Société

Christiane Taubira : « L’esclavage est sous nos yeux »

Invitée du Grand entretien de France Inter vendredi 11 septembre, l’ancienne ministre de la Justice et garde des Sceaux, Christiane Taubira, a eu l’occasion d’évoquer l’héritage esclavagiste et colonial de la France. Extraits.

« L’esclavage est là, il est présent, il est sous nos yeux, il est dans Cayenne, les traces de l’esclavage et du marronnage sont là, sur le littoral, sur la montagne Gabriel du nom d’un negre marron amérindien, l’ilet Cupidon esclave révolté… Bonidoro… C’est présent dans la topographie, dans la toponymie, ça ne peut pas disparaître, c’est un décor, c’est dans les lieux où vont les jeunes quand ils se déplacent »…

« Colbert, a patronné la rédaction du Code noir. On nous dit aussi, qu’il a commencé à introduire du droit, pour contenir la cruauté des maîtres. Or ce code de droit dit que l’esclave, s’il s’est évadé on lui coupe l’oreille, on le marque au fer rouge, la deuxième fois on lui coupe le jarret et on le marque d’une deuxième fleur de lys, la troisième fois on le met à mort. C’est quand même de cela qu’il s’agit quand on dit qu’il introduit du droit. C’est du non droit »…

« Le Code noir date de 1685. Vous avez nottament deux prêtres, un français, un espagnol… qui contestent l’esclavage,  qui contestent leur ordre religieux. Ils refusent de donner la communion aux maîtres en disant : « Vous ne pouvez pas recevoir le corps du Christ tant que vous pratiquez l’esclavage ». On ne peut donc pas nous dire : « Vous revenez sur une période ou c’était comme ça »… Il y avait le choix… Depuis le début, à l’époque où les gens vivaient ce crime, il y avait des personnes qui disaient non, humainement et éthiquement ce n’est pas tolérable »…

« Il faut assumer la totalité de l’histoire. Si on ne choisit de ne représenter dans l’espace public, que certaines catégories de personnes, eh bien, il ne faut s’étonner que de temps en temps il y ait une baffe qui parte. Moi je ne suis pas pour qu’on déboulonne les statues. Je pense qu’il faut retirer certaines statues de l’espace public, il y a des statues qui ont d’avantage leur place dans les musées, je ne suis pour l’occultation de l’histoire. Mais il faut regarder les choses dans leurs nuances. Colbert c’est le code noir et les horreurs, c’est aussi les manufactures françaises, un grand homme d’état, l’organisation de la puissance publique. Ce n’est pas quelqu’un d’une seule pièce. Il ne s’agit pas de dire que c’était un esclavagiste et de l’envoyer aux oubliettes »…

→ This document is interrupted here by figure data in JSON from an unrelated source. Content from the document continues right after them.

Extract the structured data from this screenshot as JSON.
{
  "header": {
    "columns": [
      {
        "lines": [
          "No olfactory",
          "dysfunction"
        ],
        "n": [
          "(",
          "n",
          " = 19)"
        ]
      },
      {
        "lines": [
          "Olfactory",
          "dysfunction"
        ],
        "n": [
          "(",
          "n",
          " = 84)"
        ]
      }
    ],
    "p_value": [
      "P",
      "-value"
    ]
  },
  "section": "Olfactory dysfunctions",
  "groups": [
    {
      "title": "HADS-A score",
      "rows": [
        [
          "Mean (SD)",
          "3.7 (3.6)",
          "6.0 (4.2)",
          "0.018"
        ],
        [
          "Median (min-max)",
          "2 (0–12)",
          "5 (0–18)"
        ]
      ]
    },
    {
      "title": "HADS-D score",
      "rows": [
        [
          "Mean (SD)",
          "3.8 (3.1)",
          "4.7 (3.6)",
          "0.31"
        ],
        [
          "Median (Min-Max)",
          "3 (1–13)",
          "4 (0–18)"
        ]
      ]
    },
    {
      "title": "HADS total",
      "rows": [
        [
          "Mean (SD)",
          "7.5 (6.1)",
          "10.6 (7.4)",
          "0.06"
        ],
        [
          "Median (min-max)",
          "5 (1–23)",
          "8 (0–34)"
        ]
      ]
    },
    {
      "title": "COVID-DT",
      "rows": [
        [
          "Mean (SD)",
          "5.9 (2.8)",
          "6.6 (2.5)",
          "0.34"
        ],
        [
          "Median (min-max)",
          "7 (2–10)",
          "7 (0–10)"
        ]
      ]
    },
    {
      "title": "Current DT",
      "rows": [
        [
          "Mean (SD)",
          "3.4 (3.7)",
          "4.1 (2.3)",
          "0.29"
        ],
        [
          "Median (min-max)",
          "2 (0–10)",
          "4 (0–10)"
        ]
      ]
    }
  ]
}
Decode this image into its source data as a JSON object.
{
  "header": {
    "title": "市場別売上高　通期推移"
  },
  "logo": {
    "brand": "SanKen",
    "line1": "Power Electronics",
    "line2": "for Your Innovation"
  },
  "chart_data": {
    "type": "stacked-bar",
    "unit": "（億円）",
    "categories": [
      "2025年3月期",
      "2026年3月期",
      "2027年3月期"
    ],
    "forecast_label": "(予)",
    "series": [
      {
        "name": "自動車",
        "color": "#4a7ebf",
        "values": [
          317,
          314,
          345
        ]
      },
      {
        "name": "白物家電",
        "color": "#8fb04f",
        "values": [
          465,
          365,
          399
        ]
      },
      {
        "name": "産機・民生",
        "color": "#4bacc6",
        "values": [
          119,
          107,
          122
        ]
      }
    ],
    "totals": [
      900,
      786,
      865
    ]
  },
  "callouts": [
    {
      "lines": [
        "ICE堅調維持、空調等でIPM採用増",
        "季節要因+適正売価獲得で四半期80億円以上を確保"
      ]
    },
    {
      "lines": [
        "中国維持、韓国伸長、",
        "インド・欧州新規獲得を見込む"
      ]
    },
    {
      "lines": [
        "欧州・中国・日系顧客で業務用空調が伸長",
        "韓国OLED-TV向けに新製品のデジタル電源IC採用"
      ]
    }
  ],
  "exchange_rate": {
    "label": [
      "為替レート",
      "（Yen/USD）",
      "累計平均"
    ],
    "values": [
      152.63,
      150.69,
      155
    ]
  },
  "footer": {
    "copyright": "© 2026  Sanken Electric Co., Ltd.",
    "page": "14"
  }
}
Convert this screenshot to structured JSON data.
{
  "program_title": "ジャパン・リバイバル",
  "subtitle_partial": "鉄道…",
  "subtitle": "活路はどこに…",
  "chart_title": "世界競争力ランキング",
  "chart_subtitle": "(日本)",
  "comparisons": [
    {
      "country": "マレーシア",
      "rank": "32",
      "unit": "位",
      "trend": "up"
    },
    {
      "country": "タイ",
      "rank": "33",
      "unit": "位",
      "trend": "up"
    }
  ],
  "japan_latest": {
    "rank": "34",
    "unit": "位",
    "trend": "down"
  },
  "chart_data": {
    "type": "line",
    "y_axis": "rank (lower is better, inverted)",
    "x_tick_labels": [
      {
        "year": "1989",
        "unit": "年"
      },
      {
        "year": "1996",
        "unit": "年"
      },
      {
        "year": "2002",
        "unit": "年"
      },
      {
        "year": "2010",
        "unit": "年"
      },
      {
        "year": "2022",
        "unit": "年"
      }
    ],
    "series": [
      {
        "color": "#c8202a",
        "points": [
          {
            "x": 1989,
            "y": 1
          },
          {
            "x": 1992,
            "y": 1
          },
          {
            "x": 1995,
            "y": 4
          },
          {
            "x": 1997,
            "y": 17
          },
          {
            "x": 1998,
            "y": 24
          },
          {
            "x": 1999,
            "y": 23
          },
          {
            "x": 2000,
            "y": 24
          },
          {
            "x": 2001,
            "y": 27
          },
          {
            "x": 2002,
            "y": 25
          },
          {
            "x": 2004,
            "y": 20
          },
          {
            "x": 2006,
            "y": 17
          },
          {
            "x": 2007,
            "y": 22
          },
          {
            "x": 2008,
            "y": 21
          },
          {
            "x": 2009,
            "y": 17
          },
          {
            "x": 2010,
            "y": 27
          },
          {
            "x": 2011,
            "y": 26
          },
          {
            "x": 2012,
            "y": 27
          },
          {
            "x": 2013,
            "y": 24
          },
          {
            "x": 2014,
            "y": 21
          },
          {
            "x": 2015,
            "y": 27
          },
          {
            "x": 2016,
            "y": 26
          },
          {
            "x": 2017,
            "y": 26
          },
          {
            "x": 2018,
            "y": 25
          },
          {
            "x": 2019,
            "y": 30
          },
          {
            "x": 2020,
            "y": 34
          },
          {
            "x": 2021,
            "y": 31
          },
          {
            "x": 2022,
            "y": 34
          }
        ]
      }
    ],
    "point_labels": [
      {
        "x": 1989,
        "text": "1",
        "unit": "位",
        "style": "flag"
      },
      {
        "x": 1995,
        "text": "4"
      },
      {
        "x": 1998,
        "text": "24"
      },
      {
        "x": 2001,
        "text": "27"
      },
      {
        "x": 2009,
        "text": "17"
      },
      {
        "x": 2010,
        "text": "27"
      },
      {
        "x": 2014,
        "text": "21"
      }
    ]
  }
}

« Il y a des figures qui ne sont pas du tout dans l’espace public. Donc quand on choisit la France on la choisit avec toute son histoire, ses ambiguïtés, ses ambivalences et ses défaillances, en portant ensemble tout ce qu’elle a été, avec tout ce qu’elle a dit, ce qu’elle a fait. Tant que l’on va faire le choix d’une partie de la mémoire, de la représentation d’une partie des personnalités dans l’espace public, il y aura  des revendications ; si notre génération n’a pas le courage de faire cela il y en aura dans 25 ans, 50 ans et 100 ans. »

« Je pense à René Char, qui disait : « Les mots savent de nous des choses que nous ignorons d’eux ». Quelles que soient les accointances idéologiques du ministre de l’Intérieur, quels que soient aussi ses calculs tacticiens, il est travaillé par l’imaginaire colonial…

Je crois que c’est typiquement la situation, c’est-à-dire que ce mot-là (ensauvagement) en dit davantage sur le ministre de l’Intérieur qui l’utilise que sur les personnes qu’il prétend viser… Tous ces gens qui disent : « Arrêtez de nous parler du passé… mais ces gens-là sont terriblement travaillés par l’imaginaire colonial »… Si ça disait quelque chose des gens, je pourrais en parler, mais c’est sans intérêt de parler de choses qui parlent du ministre de l‘Intérieur ».